Inmates Temporarily Seize Control of South Texas Prison

Inmates at an immigration detention center in Raymondville, Texas seized control of the facility over the weekend, setting off a standoff with federal authorities. The inmates, mostly undocumented immigrants, used pipes as weapons, though there are only minor injuries reported thus far, according to The Associated Press. In addition, there were reports of fires being set […]

Inmates at an immigration detention center in Raymondville, Texas seized control of the facility over the weekend, setting off a standoff with federal authorities.

The inmates, mostly undocumented immigrants, used pipes as weapons, though there are only minor injuries reported thus far, according to The Associated PressIn addition, there were reports of fires being set inside the center’s Kevlar tents. Officials, to no avail, used tear gas and other forms of so-called non-lethal force to squash the revolt.

It appears authorities have regained control of the facility, the Willacy County Correctional Center, and are transferring inmates to other prisons given the uninhabitable and damaged tents within Willacy. Representatives of the FBI and Federal Bureau of Prisons had been on the scene negotiating with the incarcerated population.

The detention center is run by Management & Training Corp., a Utah-based private contractor. The company released a statement that read, “We anticipate another few hundred inmates will be moved by the end of the day. This process will continue through the next week until all of the inmates have been relocated.” As late as 2011, Willacy was one of the country’s largest immigrant detention centers operated by Immigration and Customs Enforcement (ICE).

The facility has a notorious history — despite it being only nine years old. In 2011, PBS’s Frontline featured the facility in the documentary “Lost In Detention.”

Twana Cooks-Allen, a former mental health coordinator at Willacy, was quoted as describing circumstances including, “women harassed for sexual favors, guards taking detainees and beating them, running them down like they were animals.” Other detainees alleged routine sexual, physical and racial abuse at the hands of correctional officials. Indeed, in 2011, a former guard named Edwin Rodriquez pleaded guilty to sexually assaulting a female detainee. And in 2007, employees of MTC at Willacy were charged with smuggling undocumented immigrants across the southern border.

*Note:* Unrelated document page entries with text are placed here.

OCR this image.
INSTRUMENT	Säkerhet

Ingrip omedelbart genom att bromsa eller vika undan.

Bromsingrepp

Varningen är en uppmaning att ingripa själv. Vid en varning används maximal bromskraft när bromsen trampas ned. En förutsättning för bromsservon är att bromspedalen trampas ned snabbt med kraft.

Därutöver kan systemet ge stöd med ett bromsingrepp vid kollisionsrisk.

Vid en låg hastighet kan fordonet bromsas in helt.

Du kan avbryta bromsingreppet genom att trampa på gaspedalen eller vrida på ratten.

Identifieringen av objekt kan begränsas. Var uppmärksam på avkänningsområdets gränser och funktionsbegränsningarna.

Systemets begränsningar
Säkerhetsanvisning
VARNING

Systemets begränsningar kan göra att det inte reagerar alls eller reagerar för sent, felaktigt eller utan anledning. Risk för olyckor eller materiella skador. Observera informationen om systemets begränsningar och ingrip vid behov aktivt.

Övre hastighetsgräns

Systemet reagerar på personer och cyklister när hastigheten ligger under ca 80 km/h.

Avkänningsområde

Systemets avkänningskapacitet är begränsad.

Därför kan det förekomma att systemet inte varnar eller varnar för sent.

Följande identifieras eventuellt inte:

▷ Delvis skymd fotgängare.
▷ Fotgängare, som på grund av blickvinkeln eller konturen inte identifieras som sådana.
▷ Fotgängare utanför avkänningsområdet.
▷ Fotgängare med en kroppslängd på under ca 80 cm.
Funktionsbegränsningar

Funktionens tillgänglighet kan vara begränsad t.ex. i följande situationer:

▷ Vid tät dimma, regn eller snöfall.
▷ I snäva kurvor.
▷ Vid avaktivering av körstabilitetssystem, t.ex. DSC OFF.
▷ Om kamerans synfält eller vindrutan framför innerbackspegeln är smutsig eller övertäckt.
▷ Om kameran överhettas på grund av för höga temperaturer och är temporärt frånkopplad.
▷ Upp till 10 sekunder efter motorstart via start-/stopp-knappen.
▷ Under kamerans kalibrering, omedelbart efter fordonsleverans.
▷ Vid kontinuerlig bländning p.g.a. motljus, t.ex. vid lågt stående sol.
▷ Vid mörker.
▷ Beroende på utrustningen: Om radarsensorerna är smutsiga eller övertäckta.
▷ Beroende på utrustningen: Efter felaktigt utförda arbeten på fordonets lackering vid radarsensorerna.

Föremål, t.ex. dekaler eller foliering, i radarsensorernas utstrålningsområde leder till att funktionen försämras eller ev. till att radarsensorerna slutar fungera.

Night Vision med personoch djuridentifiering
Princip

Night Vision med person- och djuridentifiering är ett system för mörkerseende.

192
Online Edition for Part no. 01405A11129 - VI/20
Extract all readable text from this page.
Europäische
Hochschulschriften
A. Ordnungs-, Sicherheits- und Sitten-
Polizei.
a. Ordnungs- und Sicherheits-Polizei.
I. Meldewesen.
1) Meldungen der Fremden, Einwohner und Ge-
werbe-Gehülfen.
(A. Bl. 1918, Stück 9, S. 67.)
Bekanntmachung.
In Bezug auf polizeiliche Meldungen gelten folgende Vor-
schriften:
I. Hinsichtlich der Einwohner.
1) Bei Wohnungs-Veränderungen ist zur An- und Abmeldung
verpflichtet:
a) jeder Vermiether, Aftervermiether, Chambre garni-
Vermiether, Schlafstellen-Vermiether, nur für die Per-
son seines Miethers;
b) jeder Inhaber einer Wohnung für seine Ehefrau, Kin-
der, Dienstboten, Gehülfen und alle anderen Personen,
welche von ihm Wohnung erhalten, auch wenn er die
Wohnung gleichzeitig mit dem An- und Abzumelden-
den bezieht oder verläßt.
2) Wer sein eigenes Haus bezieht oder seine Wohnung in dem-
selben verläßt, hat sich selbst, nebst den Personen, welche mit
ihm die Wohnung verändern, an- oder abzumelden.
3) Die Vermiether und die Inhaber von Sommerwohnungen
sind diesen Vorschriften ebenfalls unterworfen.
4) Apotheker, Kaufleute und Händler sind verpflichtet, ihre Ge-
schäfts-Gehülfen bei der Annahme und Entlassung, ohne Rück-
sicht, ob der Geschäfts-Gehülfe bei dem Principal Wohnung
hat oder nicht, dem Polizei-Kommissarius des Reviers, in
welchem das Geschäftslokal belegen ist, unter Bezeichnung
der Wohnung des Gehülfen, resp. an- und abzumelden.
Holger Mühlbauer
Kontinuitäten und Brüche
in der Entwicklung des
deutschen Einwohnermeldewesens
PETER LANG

It appears, however, the problems have continued. Last year the ACLU released a report on Willacy that proved prescient. “One man told us that fellow prisoners had threatened to burn the tents but rationalized, “What’s the point?” the report said. “Prisoners are bored, listless, and frustrated by the conditions, and the atmosphere, they say, is tense and could escalate at any time.” The ACLU report went on to catalog various complaints from inmates at Willacy, including cramped living conditions, little privacy, overflowing toilets, lack of water and inadequate medical treatment. A local newspaper in Texas reported that rioting inmates complained “they weren’t getting the medical care they needed.”